Idir: Ici et Ailleurs

October 31, 2017

Trading Voices

Listening Post 122. How many goals can one album achieve? Idir, the soft but steadfast voice of Berber/Kabyle culture, may not have posed that question when he conceived Ici et Ailleurs (Here and Elsewhere), but a partial list would include putting his native language—which has long struggled for official status in Algeria—on a bigger stage; expressing his love for the French soundtrack of his 40-year exile; and, not least, adding a new chapter to Charles Aznavour’s storied career. The album’s organizing idea was to invite icons of French chanson to perform their work in bilingual duets, with original arrangements lightly Berberized by adding mandole and other North African instruments. In addition to Idir and each partner singing in their own language, they also reverse linguistic roles, so the opening sound of La bohéme is Aznavour’s textured and recontextualized voice chanting in Kabyle (video 1, the song; video 2, the language lesson). Idir chooses themes that parallel his own experience, starting with the aging artist’s nostalgia of Aznavour’s anthem. He recalls walks to school on snowy mountain roads in Les matins d’hiver (Winter Mornings) with Gérard Lenorman (video 3). He does a Kabyle-only duet of Né quelque part (Born Somewhere), Maxime Le Forestier’s song of tolerance (video 4). His choice of Francis Cabrel’s La corrida, with its anti-bullfighting message, rests on the similarity to cadences of North African music (video 5). He also joins Patrick Bruel in Les larmes de leurs pères (Tears of Their Fathers), inspired by the Tunisian Spring; and does a voiceover with the late Henri Salvador in Jardin d’hiver (Winter Garden).
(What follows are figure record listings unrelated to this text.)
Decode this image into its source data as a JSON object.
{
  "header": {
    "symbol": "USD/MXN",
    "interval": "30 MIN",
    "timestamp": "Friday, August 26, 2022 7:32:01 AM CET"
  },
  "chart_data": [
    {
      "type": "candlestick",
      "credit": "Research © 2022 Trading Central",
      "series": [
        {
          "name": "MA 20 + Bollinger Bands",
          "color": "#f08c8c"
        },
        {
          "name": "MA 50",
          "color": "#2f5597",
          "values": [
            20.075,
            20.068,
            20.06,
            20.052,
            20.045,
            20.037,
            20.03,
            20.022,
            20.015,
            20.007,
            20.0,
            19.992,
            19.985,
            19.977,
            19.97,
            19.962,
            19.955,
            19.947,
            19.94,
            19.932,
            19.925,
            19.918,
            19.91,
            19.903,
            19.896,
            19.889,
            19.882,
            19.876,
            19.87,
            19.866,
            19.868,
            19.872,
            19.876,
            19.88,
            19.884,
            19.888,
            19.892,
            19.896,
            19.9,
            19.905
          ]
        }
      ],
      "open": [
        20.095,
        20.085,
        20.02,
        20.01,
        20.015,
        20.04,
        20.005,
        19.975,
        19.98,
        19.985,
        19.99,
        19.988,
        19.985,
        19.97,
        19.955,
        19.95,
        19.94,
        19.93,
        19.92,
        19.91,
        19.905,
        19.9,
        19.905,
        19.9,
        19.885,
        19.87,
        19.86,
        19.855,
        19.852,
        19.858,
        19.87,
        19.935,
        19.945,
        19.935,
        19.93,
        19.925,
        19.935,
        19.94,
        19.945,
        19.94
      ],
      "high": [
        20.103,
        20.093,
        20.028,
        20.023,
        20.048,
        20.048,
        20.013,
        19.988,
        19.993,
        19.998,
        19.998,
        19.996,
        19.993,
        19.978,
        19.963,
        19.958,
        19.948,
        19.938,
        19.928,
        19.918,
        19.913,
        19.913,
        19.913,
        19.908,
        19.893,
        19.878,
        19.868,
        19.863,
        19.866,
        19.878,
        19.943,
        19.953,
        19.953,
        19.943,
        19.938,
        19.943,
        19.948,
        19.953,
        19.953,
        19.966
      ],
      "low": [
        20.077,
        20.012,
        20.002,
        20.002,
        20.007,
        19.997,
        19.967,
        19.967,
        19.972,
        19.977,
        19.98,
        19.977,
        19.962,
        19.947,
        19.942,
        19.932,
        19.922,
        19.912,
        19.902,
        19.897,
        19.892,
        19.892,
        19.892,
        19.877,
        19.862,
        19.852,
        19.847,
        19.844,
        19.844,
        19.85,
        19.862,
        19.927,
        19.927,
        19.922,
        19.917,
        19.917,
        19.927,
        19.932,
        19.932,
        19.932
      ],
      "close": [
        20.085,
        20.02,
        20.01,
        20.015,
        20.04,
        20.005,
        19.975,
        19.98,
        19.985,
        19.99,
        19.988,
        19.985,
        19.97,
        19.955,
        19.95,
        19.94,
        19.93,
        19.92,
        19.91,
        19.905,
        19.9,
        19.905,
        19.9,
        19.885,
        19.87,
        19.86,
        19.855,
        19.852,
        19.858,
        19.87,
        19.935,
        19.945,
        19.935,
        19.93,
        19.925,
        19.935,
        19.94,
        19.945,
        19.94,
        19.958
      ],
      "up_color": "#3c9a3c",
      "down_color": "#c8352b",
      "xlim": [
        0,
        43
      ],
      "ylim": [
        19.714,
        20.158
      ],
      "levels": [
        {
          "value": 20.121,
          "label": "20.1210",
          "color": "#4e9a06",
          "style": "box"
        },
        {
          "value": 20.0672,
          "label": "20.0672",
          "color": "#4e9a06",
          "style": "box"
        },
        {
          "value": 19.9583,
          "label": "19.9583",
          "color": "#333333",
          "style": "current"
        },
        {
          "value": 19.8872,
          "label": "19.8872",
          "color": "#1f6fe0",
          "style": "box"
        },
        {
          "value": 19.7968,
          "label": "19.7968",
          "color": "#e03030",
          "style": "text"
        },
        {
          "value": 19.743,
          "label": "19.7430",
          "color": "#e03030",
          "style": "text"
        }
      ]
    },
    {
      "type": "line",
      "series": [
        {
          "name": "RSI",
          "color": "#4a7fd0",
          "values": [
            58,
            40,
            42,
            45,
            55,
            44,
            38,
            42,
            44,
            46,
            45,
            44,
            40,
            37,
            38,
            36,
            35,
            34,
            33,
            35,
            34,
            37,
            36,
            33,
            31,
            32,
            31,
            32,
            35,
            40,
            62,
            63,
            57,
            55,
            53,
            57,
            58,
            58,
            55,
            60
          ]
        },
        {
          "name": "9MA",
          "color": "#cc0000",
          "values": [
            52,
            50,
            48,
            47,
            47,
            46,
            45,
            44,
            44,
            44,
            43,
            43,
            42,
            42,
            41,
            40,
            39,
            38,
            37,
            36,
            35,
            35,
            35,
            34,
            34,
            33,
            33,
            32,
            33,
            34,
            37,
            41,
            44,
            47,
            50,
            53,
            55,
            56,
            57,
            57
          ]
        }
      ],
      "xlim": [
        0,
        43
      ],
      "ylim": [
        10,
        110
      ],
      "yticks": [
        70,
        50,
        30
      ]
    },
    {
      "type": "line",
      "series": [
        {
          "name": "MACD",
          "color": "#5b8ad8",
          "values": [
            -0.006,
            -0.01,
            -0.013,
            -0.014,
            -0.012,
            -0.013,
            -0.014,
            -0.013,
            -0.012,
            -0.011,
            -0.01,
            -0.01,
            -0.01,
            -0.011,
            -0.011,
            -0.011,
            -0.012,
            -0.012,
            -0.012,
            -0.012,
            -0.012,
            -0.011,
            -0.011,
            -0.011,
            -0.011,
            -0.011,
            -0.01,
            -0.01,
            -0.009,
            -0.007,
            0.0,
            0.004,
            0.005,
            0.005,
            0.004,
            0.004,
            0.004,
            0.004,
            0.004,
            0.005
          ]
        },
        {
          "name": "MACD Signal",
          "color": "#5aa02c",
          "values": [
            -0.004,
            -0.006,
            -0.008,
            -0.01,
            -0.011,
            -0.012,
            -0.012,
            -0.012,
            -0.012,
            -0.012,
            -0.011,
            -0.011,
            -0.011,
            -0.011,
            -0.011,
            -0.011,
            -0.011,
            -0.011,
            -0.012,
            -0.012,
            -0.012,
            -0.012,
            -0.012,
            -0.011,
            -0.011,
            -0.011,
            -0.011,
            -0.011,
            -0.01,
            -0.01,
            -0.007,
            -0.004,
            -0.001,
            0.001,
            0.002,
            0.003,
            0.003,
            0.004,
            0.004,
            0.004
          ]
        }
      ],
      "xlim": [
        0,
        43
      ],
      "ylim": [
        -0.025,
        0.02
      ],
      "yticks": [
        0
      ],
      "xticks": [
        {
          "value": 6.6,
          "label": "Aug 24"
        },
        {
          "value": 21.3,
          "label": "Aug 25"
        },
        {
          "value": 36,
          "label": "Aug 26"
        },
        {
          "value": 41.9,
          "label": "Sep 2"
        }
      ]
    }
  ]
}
One more benefit of Idir’s sense of “here and elsewhere”—where he lives and where he is from—is offering his French peers, fans and neighbors an imaginative sonic reflection of their most cherished songs. (Sony Music Entertainment)

 

La bohème/The Bohemian: “I’m talking about a time that today’s young people can’t understand/When Montmartre was hung with lilacs right under our windows/And even if the humble room, our love nest, wasn’t much/It was where we met/Me starving, you posing nude”

 

 

Les matins d’hiver/Winter Mornings: “I remember those icy winter mornings, in the dark/When I walked with my brother on the way to school/Our bodies numb from sleep, shivering under the wind’s assault/Having snowball fights/Laughing”

 

Né quelque part/Born Somewhere: “We do not choose our parents/We do not choose our family/We do not choose whether we learn to walk/On the sidewalks of Manila, or Paris, or Algiers”

 

La corrida/The bullfight: “As I wait patiently, in that dark room/I hear the crowd, having fun and singing/Down the corridor, someone unlocks the gate/And I plunge into the arena/I see the fanfare, the barriers and the people all around…/Is this world serious?”